HONG KONG: In the Mood for Love (花樣年華, 2001)

Setting The Mood For Love

by Gwyn Morgan

Wong Kar-wai’s In The Mood For Love focuses on the relationship between neighbors Mr. Chow and Mrs. Chan. Dealing with the realization their spouses have been cheating on them with each other, Mr. Chow and Mrs. Chan begin a friendship that develops into something more. However, beyond the fleeting love affair that has captured audiences around the globe, one thing in the film remains, encapsulating the pain, the love, and the loss the characters experience. In steep and dimly lit stairwells, deteriorating alleyways, and barren hotel rooms, audiences can feel the tensions of a love that cannot be and the emptiness of love lost. In this way, the setting in In The Mood For Love becomes a character with the same significance as Mr. Chow and Mrs. Chan themselves.
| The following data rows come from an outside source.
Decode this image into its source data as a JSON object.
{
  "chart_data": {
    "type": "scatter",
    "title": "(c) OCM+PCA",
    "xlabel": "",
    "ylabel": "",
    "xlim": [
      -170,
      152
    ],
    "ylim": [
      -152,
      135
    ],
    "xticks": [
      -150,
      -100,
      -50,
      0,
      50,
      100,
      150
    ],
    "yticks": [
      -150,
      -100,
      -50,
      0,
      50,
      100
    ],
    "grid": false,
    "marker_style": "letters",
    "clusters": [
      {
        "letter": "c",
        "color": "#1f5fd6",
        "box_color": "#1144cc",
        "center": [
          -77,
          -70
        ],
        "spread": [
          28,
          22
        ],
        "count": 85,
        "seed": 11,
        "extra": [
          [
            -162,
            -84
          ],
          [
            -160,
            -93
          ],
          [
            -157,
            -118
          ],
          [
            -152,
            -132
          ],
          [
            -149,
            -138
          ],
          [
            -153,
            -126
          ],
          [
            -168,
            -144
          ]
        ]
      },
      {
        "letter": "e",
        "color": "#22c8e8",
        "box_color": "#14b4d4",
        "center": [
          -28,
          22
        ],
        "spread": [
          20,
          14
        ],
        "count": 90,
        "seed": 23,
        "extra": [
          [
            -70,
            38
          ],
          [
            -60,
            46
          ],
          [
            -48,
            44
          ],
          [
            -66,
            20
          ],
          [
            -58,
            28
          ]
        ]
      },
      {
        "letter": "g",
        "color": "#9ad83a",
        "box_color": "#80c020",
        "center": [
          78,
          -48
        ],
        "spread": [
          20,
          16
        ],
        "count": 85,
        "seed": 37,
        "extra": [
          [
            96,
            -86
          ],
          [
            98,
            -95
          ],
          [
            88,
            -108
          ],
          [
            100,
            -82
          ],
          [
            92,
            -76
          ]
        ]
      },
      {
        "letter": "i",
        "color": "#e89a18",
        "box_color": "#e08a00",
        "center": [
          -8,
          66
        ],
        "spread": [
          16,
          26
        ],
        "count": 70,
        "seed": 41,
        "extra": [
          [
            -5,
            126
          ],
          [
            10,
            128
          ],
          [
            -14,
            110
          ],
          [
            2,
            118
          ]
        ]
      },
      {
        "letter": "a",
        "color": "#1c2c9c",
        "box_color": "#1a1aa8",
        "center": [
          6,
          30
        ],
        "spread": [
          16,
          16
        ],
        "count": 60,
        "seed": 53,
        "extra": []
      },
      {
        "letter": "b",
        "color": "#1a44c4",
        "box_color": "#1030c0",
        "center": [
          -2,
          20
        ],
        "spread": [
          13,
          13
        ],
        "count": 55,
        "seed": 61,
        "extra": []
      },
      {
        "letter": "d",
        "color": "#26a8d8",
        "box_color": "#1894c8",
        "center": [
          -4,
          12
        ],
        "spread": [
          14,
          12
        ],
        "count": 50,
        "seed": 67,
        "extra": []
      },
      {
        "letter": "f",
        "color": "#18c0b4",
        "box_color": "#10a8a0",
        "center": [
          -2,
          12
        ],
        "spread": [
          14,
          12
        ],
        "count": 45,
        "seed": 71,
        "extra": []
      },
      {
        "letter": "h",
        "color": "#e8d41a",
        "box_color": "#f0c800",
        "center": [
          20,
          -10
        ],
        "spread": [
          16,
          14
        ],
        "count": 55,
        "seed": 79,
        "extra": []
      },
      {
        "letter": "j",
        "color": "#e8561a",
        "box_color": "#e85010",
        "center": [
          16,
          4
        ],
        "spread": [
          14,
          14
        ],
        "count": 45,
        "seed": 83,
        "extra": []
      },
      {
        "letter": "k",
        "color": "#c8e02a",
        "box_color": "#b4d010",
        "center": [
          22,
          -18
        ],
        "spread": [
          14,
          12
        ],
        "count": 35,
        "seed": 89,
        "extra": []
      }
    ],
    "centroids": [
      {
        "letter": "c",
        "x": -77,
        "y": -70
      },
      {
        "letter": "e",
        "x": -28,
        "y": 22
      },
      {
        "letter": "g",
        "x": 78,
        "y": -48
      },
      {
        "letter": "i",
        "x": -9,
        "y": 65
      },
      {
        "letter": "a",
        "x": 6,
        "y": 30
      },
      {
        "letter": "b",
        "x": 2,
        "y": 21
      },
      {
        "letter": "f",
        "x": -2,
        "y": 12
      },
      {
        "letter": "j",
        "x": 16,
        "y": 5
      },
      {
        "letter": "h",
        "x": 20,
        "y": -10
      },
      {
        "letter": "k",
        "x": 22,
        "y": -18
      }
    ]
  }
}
Wong Kar-wai executes this by using the crumbling structures of the Shanghainese immigrant community around the would be couple to mirror the crumbling of both their marriages and later, their own love for each other. One of the most significant examples of this is the repeated depiction of the derelict and narrow staircase to their apartments. This pathway, covered in old flyers and lit by one lamp, emphasizes the reality of the lives they lead. Rather than a sweeping romance in a place of decadent beauty, Wong Kar-wai chooses to focus on failed attempts of finding love in a place that feels just as void of happiness as the character’s lives. Each time this narrow staircase is shown, it is a reminder of the realities of their confinement, both in their failing marriages and the disapproval of a gossiping community that prevents them from being together. This is further shown through repeated emphases on objects and settings throughout the movie such as Mrs. Chan’s office clock. Shown when the pair is having some of their most intimate conversations, all while trying to keep their feelings for each other a secret, the presence of the clock calls attention to the limited time these characters will have together. The realism Wong Kar-wai employs in this sense, by using traditionally unappealing environments to accentuate and mirror the unpleasantries of life, invokes a unique sensory experience extremely important to the film.

The same emphasis on a sensory experience can be highlighted in one of Hong Kong’s largest film movements, martial arts cinema. While the works of Wong Kar-wai are often separated from the martial arts world of Hong Kong, it is important to take into consideration how Wong’s works have been influenced by its popularity. Rather than a realism that contradicts the fantasy and exaggerated landscapes of many martial arts movies, Wong’s settings build upon them, creating a reality influenced by imagination. It is in this way the use of setting in Wong Kar-wai’s films stands out as both characteristic of his own work but, Hong Kong cinema overall. Similarly to how the setting of In The Mood For Love invokes an intense sensory experience comparable to that of the actors themselves, martial arts cinema, according to Man-Fung Yip in “In the Realm of the Senses: Sensory Realism, Speed, and Hong Kong Martial Arts Cinema,” relies on an “intense engagement with the viewer’s body, with the corporeal materiality of the senses” (Yip 76).

The beginnings of the martial arts film movement in Hong Kong, primarily in the mid 1960’s, marked a period of “sensationalism” or “sensory realism” (Yip 77). According to Yip, “filmmakers tried hard to muster every shock tactic at their disposal and launched an unprecedented assault on the viewer’s senses and sensibilities” through the use of “stylized theatrical fighting and fantastic special effects” (Yip 77). Though none of these specific tactics are evident in In The Mood For Love, there is a distinct focus in Hong Kong cinema on the overall sensory experience films can create. While martial arts films pursue a bodily sensory experience based on shock value and action, the works of Wong Kar-wai pursue an emotionally rooted sensory experience through realistic and muted portrayals of setting. Though these two approaches vastly differ in execution, they remain rooted in their commitment to making audiences feel something distinct, which is a unique characteristic of Hong Kong cinema as a whole.

Works Cited

  • Fu, Poshek, and David Desser. The Cinema of Hong Kong: History, Arts, Identity. Cambridge University Press, 2002.
  • Yip, Man-Fung. “In the Realm of the Senses: Sensory Realism, Speed, and Hong Kong Martial Arts Cinema.” Cinema Journal, vol. 53, no. 4, 14 June 2014, pp. 76–97.